Primero acabó con sus piernas, luego con sus manos, luego con sus brazos, luego con el habla...y nosotros fuimos haciendo lo que podíamos. Cambiaron de coche, de hábitos, de casa….pero nunca de amigos, ese ejército de La Garriga, el mismo que ha logrado que el Ayuntamiento del pueblo le dedique una calle junto a su querido colegio. Y esa gente se desvivía por él. Y él, con sus ojos brillantes (también ese brillo, esa luz, se le fue apagando), les iba pidiendo agua, que subiesen el volumen de la tele o le pasasen la hoja del libro.

Esa ELA acabó con su vida, pero nunca pudo con su espíritu ni con su ánimo. Pepo murió, pero no se rindió. Es verdad que la ELA le anunció que iba a por él y él, entonces, tuvo tiempo de hacer las dos o tres cosas que más ilusión le hacían (hasta donde el dinero le llegaba, que no era lejos), pero, mientras pudo, se rió de todo y nos ayudó a todos a no tenerle penita. Odiaba que le tuviesen compasión.

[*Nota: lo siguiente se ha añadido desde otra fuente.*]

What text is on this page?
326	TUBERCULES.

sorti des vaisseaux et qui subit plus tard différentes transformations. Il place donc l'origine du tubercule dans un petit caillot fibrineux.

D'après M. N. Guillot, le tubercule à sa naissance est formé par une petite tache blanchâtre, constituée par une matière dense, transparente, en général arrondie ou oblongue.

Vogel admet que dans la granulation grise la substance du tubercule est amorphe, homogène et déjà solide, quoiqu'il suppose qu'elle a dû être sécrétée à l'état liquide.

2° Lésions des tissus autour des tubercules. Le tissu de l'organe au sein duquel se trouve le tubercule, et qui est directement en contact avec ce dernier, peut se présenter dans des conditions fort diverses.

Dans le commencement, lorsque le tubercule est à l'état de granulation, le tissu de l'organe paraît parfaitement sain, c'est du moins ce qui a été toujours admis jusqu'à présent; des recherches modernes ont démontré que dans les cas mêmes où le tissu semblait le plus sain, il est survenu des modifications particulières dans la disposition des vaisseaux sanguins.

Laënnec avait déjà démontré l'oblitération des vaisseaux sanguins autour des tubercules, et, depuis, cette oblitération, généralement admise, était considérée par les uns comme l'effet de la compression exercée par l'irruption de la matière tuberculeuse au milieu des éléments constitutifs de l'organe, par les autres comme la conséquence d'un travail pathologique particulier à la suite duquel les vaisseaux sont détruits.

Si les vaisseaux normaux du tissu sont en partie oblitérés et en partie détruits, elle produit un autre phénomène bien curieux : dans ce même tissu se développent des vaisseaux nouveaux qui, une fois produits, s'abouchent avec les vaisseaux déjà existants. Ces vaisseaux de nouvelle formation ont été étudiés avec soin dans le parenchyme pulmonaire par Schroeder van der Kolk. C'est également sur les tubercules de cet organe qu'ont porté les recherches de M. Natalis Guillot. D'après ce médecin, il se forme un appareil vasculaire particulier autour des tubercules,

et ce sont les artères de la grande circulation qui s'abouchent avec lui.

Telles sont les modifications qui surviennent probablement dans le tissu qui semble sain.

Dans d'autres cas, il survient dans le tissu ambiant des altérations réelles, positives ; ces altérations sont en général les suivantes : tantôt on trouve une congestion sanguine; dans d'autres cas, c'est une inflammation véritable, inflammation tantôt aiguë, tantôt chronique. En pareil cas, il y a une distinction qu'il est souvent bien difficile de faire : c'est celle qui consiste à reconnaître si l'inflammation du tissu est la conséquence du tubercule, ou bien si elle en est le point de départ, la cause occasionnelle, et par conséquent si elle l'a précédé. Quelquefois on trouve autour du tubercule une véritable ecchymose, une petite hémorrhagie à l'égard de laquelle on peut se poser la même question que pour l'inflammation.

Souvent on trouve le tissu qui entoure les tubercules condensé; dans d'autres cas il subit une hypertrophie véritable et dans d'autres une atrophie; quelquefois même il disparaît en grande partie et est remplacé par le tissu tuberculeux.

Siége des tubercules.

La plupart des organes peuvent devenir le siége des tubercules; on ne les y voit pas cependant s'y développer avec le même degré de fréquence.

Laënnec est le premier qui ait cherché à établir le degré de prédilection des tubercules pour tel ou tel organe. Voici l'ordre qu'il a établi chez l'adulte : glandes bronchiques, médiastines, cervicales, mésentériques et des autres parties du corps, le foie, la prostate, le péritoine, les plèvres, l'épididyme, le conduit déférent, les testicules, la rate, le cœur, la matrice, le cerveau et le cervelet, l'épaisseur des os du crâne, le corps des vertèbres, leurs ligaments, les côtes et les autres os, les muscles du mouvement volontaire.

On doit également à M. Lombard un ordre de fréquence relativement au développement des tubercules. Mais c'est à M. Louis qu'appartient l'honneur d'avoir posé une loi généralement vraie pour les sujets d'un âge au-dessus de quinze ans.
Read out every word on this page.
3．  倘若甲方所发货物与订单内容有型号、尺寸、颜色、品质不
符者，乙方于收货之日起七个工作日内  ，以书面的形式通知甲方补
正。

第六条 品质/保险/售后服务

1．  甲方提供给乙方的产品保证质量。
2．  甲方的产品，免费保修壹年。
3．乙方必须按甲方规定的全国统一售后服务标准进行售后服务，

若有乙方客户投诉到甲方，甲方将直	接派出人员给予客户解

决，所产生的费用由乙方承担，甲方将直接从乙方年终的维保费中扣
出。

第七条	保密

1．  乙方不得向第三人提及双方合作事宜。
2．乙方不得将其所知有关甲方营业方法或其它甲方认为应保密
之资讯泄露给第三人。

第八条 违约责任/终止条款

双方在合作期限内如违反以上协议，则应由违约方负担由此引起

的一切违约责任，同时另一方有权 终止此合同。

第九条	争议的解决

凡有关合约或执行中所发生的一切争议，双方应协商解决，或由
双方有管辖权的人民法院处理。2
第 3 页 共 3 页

Les cuento todo esto porque sé que hay, las he padecido en mi propia casa y familia (perdí a mamá con 15 años, a papá y a cuatro hermanos a lo largo de muchos años) enfermedades dolorosísimas, todas incurables, pero lo que provoca, cómo mata la ELA, es inenarrable.

Yo nunca olvidaré a aquel maravilloso señor contándome cómo mi hermano me acabaría hablando por los ojos, ni a Pepo pidiéndome, simplemente con la mirada,  que cambiase de canal, que empezaba el Barça.